Rachel looks up at me questioningly, "I love the Rolling Stones," I say, "Jagger had it all!" She laughs.
"I can't say I disagree." she replies respectfully and begins clearing our dishes. I quickly jump out of my seat to help her and soon I'm pulling up my sleeves washing dishes as she dries everything and puts it away. "Well, let's get started Finn!" she says and I follow her up to her room. As we walk up the stairs I wonder for the fiftieth time how someone so small can have such long legs. It's like CGI or something.
Once again I'm overwhelmed by every pastel color ever created that covers every surface of Rachel's room.
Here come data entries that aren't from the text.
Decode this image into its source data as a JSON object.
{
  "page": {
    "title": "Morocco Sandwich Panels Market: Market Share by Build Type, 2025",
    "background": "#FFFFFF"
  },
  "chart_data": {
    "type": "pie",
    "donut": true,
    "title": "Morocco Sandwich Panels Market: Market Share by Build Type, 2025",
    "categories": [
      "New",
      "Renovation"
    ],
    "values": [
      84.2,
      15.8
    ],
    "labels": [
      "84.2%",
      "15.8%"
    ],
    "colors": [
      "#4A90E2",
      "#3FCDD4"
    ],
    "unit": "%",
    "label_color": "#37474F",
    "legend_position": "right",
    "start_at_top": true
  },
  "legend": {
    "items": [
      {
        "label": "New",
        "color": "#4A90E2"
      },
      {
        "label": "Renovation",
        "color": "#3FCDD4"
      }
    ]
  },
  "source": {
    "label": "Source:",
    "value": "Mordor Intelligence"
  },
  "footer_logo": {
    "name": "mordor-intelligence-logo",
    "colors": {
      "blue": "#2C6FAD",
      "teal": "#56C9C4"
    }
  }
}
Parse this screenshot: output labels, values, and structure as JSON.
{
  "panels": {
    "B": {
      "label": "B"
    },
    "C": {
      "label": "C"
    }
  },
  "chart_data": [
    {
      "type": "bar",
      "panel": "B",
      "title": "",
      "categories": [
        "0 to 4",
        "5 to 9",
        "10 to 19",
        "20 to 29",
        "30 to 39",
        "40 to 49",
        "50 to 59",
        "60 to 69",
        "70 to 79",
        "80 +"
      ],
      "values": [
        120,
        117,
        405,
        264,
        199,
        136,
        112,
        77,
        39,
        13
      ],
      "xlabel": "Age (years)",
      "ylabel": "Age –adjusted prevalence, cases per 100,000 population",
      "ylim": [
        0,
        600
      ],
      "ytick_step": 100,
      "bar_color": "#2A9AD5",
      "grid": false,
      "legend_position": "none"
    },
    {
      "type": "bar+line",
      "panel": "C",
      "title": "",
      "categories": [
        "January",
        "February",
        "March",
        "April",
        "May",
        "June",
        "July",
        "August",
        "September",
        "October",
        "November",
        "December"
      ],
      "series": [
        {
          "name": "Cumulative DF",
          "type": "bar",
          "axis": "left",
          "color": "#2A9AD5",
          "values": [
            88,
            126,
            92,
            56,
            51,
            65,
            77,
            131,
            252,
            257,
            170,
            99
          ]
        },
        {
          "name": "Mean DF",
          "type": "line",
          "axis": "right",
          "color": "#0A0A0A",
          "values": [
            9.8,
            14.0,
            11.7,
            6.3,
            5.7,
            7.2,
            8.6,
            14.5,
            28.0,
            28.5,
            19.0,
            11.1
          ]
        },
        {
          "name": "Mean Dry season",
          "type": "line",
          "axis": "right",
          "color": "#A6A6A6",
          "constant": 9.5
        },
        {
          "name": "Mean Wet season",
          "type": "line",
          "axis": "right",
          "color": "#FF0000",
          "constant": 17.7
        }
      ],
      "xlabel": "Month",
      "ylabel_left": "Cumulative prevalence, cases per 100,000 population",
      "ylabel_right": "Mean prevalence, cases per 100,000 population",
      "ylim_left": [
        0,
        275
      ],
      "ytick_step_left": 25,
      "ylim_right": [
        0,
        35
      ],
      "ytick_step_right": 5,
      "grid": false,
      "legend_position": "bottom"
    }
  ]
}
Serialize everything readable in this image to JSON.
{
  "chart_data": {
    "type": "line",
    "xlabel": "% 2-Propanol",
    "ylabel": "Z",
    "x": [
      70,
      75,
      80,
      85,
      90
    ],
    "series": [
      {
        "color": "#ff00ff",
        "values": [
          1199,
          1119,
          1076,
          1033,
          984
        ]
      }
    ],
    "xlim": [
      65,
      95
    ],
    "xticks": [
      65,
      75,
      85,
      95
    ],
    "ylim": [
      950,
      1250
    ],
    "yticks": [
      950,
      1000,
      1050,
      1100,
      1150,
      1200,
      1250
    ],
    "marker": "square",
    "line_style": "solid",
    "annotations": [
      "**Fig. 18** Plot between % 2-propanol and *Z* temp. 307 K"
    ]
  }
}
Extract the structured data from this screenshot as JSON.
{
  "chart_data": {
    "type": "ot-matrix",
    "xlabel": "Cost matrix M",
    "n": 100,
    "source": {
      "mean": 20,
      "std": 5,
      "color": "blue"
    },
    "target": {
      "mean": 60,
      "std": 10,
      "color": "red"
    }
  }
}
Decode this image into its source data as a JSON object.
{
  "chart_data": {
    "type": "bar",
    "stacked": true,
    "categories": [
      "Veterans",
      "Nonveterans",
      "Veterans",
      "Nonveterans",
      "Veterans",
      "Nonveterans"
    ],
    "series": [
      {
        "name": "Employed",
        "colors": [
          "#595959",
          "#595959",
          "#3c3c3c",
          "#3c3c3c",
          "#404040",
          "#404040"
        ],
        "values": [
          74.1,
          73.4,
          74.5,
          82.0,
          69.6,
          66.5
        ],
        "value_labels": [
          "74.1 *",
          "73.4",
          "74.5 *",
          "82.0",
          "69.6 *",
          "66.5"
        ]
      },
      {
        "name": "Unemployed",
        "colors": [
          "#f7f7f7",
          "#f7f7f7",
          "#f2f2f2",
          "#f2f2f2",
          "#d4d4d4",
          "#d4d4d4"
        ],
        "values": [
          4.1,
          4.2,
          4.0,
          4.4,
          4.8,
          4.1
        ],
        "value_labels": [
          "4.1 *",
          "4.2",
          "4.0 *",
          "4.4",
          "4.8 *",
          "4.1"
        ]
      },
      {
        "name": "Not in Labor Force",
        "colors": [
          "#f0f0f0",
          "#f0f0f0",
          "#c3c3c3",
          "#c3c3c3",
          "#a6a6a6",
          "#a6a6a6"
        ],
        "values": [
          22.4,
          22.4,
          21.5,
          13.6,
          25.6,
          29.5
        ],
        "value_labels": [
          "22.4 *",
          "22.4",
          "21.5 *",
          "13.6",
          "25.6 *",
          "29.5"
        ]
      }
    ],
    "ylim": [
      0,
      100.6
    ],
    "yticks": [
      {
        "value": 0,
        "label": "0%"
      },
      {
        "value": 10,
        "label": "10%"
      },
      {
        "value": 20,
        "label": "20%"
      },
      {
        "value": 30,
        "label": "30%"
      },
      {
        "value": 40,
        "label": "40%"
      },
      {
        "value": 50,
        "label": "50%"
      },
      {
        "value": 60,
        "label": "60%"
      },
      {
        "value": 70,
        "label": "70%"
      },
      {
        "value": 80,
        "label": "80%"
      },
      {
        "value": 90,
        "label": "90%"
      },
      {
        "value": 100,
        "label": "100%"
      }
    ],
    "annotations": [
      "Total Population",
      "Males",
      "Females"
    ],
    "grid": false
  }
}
I sit on her super soft bed as she sits at her desk.
"So Finn," she asks, "Did you have any epiphanies at basketball practice about what we should sing?"
"Besides the one I had in the showers?" I think to myself, while racking my brain. I have her iPod in my hand again and as I find the song I that we both had rated highly and played highly. I smile when I notice an old beat up acoustic resting against her chest of drawers, and gesture towards it, "I didn't know you played the guitar."
She blushes, "Not nearly as well as I can play piano, I know basic chords and some chord changes but I need to practice really hard to add any other songs to my repertoire, I'm definitely no Artie." I smile and lean over her and do a search for guitar and drum tabs on the internet and print some out, along with song lyrics, "I think I found our duet!"